Uma vez disse que um filme dura sete anos na vida de alguém, desde que se tem a ideia até estar pronto. E um livro?
Esse demorei 40 anos para escrever, não é? Depois demorou um ano para ser feito, saiu relativamente rápido. Foi uma surpresa, sem dores, acompanhada pela [editora] Companhia das Letras, eles me dando uma mão. Agora, olho para a frente, e não sei quanto tempo vou demorar até conseguir escrever outro. Esse livro demorou 40 anos para sair, vou ter de viver mais 40 para escrever outro.

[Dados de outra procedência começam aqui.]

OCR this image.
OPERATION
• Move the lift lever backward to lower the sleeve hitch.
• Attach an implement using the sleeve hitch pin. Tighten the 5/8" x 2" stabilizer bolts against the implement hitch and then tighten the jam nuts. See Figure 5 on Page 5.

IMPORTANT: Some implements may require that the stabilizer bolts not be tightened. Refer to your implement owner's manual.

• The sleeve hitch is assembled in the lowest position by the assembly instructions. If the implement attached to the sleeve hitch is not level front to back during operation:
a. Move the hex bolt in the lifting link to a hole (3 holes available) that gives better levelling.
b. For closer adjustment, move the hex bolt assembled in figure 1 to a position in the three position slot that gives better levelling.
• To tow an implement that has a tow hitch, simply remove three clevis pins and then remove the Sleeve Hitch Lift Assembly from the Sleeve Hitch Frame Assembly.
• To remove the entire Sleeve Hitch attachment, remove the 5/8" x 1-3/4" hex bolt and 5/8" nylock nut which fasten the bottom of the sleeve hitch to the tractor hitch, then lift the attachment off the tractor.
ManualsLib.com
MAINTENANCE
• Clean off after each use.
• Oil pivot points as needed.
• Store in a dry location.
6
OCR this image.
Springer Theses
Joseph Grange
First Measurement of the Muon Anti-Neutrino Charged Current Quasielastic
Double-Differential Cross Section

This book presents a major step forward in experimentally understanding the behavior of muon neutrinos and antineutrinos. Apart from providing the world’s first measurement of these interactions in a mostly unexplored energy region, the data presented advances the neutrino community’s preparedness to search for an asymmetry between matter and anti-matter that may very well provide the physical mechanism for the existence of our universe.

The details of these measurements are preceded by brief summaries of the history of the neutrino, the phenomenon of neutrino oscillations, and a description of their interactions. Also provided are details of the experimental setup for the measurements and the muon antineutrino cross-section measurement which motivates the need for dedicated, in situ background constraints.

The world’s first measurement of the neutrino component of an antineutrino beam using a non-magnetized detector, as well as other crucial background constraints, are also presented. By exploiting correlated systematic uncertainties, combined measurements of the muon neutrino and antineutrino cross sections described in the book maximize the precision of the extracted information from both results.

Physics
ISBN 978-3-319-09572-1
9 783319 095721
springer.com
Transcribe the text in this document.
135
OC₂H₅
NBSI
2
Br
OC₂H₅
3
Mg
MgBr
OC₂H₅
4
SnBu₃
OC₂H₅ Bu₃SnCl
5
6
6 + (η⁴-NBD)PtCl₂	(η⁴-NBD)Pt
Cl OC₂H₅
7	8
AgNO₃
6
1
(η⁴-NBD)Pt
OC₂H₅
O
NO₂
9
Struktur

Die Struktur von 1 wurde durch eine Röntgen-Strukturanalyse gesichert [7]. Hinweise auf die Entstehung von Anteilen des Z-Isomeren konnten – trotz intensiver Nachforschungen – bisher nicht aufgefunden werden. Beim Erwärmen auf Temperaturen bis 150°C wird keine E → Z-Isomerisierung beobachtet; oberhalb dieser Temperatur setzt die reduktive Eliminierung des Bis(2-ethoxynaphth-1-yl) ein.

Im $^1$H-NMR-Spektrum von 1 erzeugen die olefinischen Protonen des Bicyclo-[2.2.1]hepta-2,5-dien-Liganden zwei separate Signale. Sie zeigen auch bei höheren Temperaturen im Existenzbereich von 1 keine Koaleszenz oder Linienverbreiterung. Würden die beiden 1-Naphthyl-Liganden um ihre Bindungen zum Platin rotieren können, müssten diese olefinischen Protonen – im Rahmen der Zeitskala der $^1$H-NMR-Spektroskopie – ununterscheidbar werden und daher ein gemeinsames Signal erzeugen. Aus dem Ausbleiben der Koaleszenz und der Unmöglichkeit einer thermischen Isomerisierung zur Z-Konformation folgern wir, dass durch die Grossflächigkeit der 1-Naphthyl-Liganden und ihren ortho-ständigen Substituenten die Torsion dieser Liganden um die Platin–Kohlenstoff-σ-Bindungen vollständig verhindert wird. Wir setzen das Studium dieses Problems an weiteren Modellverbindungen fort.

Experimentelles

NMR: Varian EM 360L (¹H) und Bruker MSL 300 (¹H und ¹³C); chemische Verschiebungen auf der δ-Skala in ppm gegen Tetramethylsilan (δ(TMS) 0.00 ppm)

Não tem capítulos escritos de um próximo?
Mas parei no quarto [gargalhada]. Estão lá, estão promissores, mas parei.  

De onde veio Fim?
Veio de uma descoberta minha da maturidade, da mortalidade, dos 40 anos, do meu pai que morreu, do meu enteado que adoeceu e da compreensão de que a gente morre.

No livro passa a ideia de que todos seremos um dia o próximo a morrer.
Aliás [essa cena do livro] é do enterro da minha avó. Estávamos no enterro e o capelão do cemitério abriu a porta e disse: “Quem será o próximo?” Todos parámos, ele repetiu e foi embora. Nasceu disso. O padre Graça é um personagem totalmente fora dos outros da história.

Como é que a sua experiência de actriz a ajudou na escrita?
Todo o processo de improviso, de se estar dentro de um personagem, ajuda na hora de escrever. Sempre acham que o actor é alguém que repete as palavras de outra pessoa, mas o processo de se apropriar de uma linguagem é um processo autoral. Tanto que você vê um actor lendo um texto e você vê outro, e um é um génio e o outro péssimo. O processo de apropriação, de estar na pele de um personagem, me ajudou muito no livro.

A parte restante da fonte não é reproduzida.